The increasing volume of papers and proposals that undergo peer review emphasizes the pressing need for greater automation to effectively manage the growing scale. In this study, we present the deployment and evaluation of machine learning and optimization techniques to assign proposals to reviewers that were developed for the Atacama Large Millimeter/submillimeter Array (ALMA) during the Cycle 10 Call for Proposals issued in 2023. Using topic modeling algorithms, we identify the proposal topics and assess reviewers' expertise based on their previous ALMA proposal submissions. We then apply an adapted version of the assignment optimization algorithm from PeerReview4All (Stelmakh et al. 2021) to maximize the alignment between proposal topics and reviewer expertise.
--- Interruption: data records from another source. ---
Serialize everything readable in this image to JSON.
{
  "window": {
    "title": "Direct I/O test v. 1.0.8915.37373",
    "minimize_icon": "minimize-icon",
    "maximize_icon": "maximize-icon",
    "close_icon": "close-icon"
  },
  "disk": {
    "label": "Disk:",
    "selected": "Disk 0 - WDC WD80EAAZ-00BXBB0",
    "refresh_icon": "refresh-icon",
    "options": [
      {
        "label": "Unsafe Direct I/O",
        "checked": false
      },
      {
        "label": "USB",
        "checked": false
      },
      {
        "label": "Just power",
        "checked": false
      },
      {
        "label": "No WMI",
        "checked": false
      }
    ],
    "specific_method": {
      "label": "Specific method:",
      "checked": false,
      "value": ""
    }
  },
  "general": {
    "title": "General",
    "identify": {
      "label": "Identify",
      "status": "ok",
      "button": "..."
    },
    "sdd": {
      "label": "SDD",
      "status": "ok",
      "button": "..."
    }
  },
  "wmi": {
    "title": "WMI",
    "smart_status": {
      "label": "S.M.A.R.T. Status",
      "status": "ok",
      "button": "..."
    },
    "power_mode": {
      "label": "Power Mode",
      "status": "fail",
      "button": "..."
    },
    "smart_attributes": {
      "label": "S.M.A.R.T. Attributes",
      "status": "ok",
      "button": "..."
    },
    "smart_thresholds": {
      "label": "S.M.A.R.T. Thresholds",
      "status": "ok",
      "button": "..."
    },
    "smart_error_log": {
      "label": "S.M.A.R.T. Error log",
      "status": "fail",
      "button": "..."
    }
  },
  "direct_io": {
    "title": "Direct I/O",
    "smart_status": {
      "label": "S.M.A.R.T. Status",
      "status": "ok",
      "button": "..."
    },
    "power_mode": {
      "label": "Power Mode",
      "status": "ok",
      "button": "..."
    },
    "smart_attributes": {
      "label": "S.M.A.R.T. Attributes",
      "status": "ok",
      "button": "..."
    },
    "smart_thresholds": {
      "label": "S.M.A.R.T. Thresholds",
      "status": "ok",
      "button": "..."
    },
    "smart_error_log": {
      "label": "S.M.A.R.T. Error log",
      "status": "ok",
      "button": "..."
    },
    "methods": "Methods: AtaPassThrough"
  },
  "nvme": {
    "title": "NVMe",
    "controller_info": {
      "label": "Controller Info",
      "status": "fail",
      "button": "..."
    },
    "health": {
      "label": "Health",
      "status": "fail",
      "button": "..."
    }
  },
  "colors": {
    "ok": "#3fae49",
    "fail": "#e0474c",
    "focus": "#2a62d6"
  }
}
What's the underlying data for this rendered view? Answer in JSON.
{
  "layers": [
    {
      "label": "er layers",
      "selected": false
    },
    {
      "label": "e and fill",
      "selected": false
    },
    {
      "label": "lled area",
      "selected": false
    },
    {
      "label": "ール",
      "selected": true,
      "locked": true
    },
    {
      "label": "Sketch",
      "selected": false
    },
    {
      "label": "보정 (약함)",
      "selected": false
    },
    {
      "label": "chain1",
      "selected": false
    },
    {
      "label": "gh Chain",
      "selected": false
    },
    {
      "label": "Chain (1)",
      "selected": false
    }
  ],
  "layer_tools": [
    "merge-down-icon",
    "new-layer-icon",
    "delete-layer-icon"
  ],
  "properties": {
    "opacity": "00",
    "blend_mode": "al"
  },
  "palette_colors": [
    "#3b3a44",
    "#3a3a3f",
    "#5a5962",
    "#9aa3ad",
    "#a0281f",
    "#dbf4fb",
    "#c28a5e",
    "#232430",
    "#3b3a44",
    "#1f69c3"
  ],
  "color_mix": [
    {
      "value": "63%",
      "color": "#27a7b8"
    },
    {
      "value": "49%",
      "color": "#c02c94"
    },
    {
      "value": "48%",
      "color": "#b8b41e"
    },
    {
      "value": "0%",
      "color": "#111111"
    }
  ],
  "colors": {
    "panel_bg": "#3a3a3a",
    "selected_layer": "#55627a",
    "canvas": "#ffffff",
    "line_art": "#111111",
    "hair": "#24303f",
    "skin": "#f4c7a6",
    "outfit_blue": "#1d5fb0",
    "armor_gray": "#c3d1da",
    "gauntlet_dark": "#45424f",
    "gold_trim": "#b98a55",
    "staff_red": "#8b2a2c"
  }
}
Our evaluation shows a significant improvement in matching reviewer expertise: the median similarity score between the proposal topic and reviewer expertise increased by 51 percentage points compared to the previous cycle, and the percentage of reviewers reporting expertise in their assigned proposals rose by 20 percentage points. Furthermore, the assignment process proved highly effective in that no proposals required reassignment due to significant mismatches, resulting in a savings of 3 to 5 days of manual effort.

Paper Structure

This paper contains 12 sections, 2 equations, 5 figures.

Figures (5)

  • Figure 1: Flowchart of the proposal assignment process used by ALMA in Cycle 10, starting from the proposal submission by the PI and ending with the reviewer providing their rankings and self-assessment of their expertise on individual assignments.
  • Figure 2: Comparison of scientific categories for the closest matching proposals identified using the Latent Dirichlet Allocation model, alongside the category of the submitted proposal. The x-axis represents the categories of the submitted proposals, while the y-axis displays the categories of the ten most similar proposals. Each column is normalized to unity. The results are shown for proposals submitted to ALMA Cycle 10. For each submitted category, the closest matching proposals identified by the machine learning model are found within the same category.
  • Figure 3: Cumulative distributions of the similarities between the reviewer's expertise and the topic of the assigned proposal in Cycle 8 (left) and Cycle 9 (right), when categories and keywords were used to assign proposals. The similarities were computed retroactively to evaluate the machine learning algorithm. The results are shown for proposal assignments where reviewers indicated they are experts (solid curve), had some knowledge of the proposal (dashed), and had little/no knowledge of the proposal (dotted). Similarities tend to be higher when reviewers indicate expertise in the proposal, suggesting that these similarities have predictive value for assessing the suitability of reviewer assignments.
  • Figure 4: Histogram of the similarities between the reviewer expertise and the assigned proposal for Cycle 9 under the old algorithm (blue, hatched histogram), and in Cycle 10 for the new algorithm (orange, dotted histogram). With the new assignment process adopted in Cycle 10, the median similarity increased to 0.71 from 0.20 in Cycle 9, indicating a higher level of expertise in the proposal assignments was achieved with the new assignment process (see Section \ref{['subsec:assignments']}).
  • Figure 5: Histogram of the reviewer's self-expertise on their proposal assignments in Cycles 8--10. With the new assignment algorithm implemented in Cycle 10, the percentage of reviewers reporting expertise in their assigned proposals increased by 20 percentage points compared to the previous cycle, while the percentage of those declaring little or no knowledge was reduced by half.